Nobody comes out well. Not the players, not the Boards, not the clubs and certainly not Brian Clough. Cloughie is portrayed as a dogmatic, confrontational and deceitful man, bent on gaining power and money at any cost. This is put into relief through the interior monologue in Cloughie's head. Peace revisits the use of repetition and mantra to bring out the paranoia - a style that he has already made his own. The pace is breathless and, as with the award-winning GB84 (Peace's award winning portrayal of the miners' strike), the inevitable end is still eagerly awaited.
The themes of alcohol and bungs are still grabbing the headlines today. But what The Damned Utd brought to life for me was the politicking of a football club. In public, clubs and teams are portrayed as matey, friendly organizations united in their struggle against their opponents. Here, we see the divisions within dressing rooms and boardrooms. We see football clubs as companies with structures and administration and rules. We see the role played by coaches and assistants. We see the backstabbing and betrayal. We see the glue that holds it all together. And the manager seems to be some way down in the pecking order, even a manager is as grand as Cloughie.
I guess most people who read the novel will have an interest in football - and probably some personal interest in Leeds Utd, Derby County or Brian Clough. But there is so much more to this astonishing novel. [...] You really just need an interest in human spirit at its very worst.

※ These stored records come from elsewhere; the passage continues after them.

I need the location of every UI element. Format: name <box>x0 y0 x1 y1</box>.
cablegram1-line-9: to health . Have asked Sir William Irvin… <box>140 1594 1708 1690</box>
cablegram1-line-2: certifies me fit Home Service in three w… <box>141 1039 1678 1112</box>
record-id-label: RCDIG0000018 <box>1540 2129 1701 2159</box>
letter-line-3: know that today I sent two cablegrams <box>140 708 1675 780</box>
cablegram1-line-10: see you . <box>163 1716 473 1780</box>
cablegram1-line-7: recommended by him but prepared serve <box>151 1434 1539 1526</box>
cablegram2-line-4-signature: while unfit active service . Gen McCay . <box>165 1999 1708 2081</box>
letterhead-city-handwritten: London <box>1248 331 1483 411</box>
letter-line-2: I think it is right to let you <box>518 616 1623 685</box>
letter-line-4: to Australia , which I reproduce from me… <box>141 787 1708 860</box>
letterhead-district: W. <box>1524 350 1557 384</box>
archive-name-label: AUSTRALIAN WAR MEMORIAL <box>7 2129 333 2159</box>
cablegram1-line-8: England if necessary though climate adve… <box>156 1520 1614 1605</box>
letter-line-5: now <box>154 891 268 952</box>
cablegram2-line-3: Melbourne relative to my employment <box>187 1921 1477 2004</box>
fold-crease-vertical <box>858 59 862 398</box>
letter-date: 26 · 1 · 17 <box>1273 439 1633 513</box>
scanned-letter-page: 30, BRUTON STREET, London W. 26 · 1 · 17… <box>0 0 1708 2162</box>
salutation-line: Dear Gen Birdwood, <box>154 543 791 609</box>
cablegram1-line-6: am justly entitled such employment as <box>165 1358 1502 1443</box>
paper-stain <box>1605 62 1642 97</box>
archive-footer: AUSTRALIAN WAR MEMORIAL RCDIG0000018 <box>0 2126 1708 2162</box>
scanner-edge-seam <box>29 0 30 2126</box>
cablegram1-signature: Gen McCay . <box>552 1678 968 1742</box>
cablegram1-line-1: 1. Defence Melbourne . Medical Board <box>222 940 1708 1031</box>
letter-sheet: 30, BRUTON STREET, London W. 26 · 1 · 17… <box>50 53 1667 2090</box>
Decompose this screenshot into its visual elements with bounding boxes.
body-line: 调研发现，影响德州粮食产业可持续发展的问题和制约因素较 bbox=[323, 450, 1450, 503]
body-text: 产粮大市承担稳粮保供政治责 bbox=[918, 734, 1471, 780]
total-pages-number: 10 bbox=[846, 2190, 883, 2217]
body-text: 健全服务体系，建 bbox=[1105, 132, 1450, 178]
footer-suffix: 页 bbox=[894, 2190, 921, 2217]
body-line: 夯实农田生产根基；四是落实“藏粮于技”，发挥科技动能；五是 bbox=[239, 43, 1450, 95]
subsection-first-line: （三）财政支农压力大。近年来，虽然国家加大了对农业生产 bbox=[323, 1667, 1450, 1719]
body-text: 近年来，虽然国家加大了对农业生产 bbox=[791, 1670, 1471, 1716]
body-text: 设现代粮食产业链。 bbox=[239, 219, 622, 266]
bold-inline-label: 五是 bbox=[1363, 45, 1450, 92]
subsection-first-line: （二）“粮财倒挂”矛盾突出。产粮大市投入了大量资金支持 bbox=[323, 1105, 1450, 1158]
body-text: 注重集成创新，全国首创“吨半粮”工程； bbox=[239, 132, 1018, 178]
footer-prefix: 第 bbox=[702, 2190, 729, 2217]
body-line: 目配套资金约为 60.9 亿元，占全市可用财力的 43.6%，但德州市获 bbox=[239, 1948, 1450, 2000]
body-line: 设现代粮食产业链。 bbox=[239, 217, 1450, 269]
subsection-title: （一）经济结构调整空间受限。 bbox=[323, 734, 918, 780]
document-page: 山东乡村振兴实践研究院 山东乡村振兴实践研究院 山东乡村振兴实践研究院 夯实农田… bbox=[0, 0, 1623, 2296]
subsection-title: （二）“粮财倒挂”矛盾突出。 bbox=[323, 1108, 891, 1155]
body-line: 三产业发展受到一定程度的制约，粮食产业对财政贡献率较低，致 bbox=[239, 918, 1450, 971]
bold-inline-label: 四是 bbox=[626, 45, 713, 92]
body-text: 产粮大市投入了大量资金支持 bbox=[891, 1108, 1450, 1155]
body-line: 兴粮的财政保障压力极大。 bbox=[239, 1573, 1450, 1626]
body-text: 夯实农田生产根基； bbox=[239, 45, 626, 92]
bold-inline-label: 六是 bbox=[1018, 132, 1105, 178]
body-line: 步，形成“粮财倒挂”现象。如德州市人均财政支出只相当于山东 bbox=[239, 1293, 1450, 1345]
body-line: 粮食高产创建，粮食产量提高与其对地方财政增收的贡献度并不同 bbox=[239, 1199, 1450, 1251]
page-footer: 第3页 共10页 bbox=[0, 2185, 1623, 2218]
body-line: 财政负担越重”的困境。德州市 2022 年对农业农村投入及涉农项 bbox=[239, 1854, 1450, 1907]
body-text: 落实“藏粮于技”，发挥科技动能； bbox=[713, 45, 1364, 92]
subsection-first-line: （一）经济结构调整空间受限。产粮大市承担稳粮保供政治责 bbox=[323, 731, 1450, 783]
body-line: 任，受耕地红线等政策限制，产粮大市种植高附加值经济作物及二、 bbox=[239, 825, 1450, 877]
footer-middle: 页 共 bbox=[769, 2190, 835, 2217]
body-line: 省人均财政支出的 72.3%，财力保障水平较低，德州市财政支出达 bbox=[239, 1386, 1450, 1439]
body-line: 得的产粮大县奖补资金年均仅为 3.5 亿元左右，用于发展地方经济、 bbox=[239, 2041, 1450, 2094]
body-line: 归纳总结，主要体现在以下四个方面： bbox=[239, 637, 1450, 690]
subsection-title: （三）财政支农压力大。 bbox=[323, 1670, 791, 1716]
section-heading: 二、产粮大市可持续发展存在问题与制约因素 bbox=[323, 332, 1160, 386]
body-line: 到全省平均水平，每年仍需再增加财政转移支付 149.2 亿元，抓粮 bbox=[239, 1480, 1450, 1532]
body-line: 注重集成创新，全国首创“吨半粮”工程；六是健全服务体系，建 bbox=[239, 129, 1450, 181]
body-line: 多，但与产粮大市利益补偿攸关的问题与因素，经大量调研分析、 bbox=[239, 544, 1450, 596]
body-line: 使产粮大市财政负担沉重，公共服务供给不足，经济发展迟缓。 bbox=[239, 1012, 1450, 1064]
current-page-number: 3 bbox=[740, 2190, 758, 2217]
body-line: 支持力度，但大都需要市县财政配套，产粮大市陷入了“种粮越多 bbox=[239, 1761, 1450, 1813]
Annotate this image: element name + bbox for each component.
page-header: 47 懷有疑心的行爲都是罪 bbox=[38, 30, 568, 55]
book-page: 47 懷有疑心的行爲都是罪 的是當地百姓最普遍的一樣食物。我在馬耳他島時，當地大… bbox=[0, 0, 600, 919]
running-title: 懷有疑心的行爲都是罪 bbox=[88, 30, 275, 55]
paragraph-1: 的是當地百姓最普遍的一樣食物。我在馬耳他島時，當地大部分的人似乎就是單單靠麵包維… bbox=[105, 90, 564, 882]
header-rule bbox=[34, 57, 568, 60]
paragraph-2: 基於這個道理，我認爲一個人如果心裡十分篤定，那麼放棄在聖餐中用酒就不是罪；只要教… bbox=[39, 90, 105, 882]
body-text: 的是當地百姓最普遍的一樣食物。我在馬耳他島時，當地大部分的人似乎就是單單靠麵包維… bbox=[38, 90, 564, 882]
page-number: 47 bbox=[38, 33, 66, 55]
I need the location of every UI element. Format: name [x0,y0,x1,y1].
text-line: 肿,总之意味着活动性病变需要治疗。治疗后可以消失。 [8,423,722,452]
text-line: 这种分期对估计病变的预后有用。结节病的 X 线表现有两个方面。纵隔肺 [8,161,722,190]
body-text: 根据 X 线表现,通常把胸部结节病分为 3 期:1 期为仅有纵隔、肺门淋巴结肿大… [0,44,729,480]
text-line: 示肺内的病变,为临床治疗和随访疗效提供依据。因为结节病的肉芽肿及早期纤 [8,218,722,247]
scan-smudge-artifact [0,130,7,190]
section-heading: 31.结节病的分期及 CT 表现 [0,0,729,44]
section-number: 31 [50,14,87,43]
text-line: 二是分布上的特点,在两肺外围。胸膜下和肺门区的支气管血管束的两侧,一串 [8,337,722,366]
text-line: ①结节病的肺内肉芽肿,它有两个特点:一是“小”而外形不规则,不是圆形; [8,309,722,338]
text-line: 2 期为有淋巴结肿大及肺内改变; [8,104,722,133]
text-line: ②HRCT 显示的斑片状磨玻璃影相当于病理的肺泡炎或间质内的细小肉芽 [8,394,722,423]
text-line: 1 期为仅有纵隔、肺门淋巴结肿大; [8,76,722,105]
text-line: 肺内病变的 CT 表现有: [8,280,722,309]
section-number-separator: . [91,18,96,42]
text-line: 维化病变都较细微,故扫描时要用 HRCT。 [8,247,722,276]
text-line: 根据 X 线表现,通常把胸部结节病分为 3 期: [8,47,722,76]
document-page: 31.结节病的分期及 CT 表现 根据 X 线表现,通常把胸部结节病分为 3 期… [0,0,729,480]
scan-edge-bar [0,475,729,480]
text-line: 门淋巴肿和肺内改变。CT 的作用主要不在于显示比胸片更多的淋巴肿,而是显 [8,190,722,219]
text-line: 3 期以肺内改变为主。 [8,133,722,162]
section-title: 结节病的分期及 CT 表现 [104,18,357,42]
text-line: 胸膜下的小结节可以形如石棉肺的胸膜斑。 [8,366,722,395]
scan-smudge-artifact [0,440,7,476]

Don't let literary style put you off
At first glance Peace's choice of the seemingly unlikely
world of 1970's football to set a novel in seems strange. In fact the story of Brian
Clough's 44 days at Leeds United has everything required for a good story- corporate
intrigue, bitterness between work colleagues and an alcoholic anti-hero with
a rags to riches story.
The narrative has two alternating strands - Clough's description of the 44
days at Leeds and the story of his time in football management from his
the premature end of his playing career to taking the Leeds manager's job.
At first I didn't find this appealing but as the book progresses this style makes it clear
that his seemingly bizarre actions as Leeds manager had their roots in the attitudes
he had developed and events that had happened in his life and career
to that point such as his dismissal from Derby. It was the same actions, beliefs and events that made his premature departure from Leeds inevitable.
The constant repetition of certain phrases of Clough's internal monologue along with bizarre behaviour (e.g. burning the desk in his predecessors office) hint at a man close to the edge of sanity and knee deep in paranoia. The shadow of the hated previous Leeds manager (Don Revie) fills Clough's thoughts as he aims to completely change the style of play that had made Leeds so successful and so unpopular.
The senior Leeds players engineer his dismissal for this very reason. Clough was unwilling to give Revie or the players any credit, convinced that any success had been achieved through cheating and other underhand tactics. He appears only occasionally at training, then usually to abuse the players. At the same time he tries half heartedly to be friends with senior players such as Billy Bremner. From the start they make it clear they have no respect for him either.
Leeds and Clough was clearly a marriage made in hell. Clough's greatest success was taking Derby to the title from the second division, with considerable help from the player scouting talents of assistant manger Peter Taylor. Without Taylor at Leeds and with a ready made team he seems unable to cope. Back with Taylor again at Nottingham Forest he again builds a team from scratch and takes it to League and European glory. On this basis you wonder if would have been as good an England manager as he is often tipped to have been.
A knowledge of 70's English football is a help but definitely not essential to enjoy this book. For a reader more used to reading humdrum football autobiographies the writing style will probably seem a little wordy but as the book goes on the fascinating story will help you to forget this.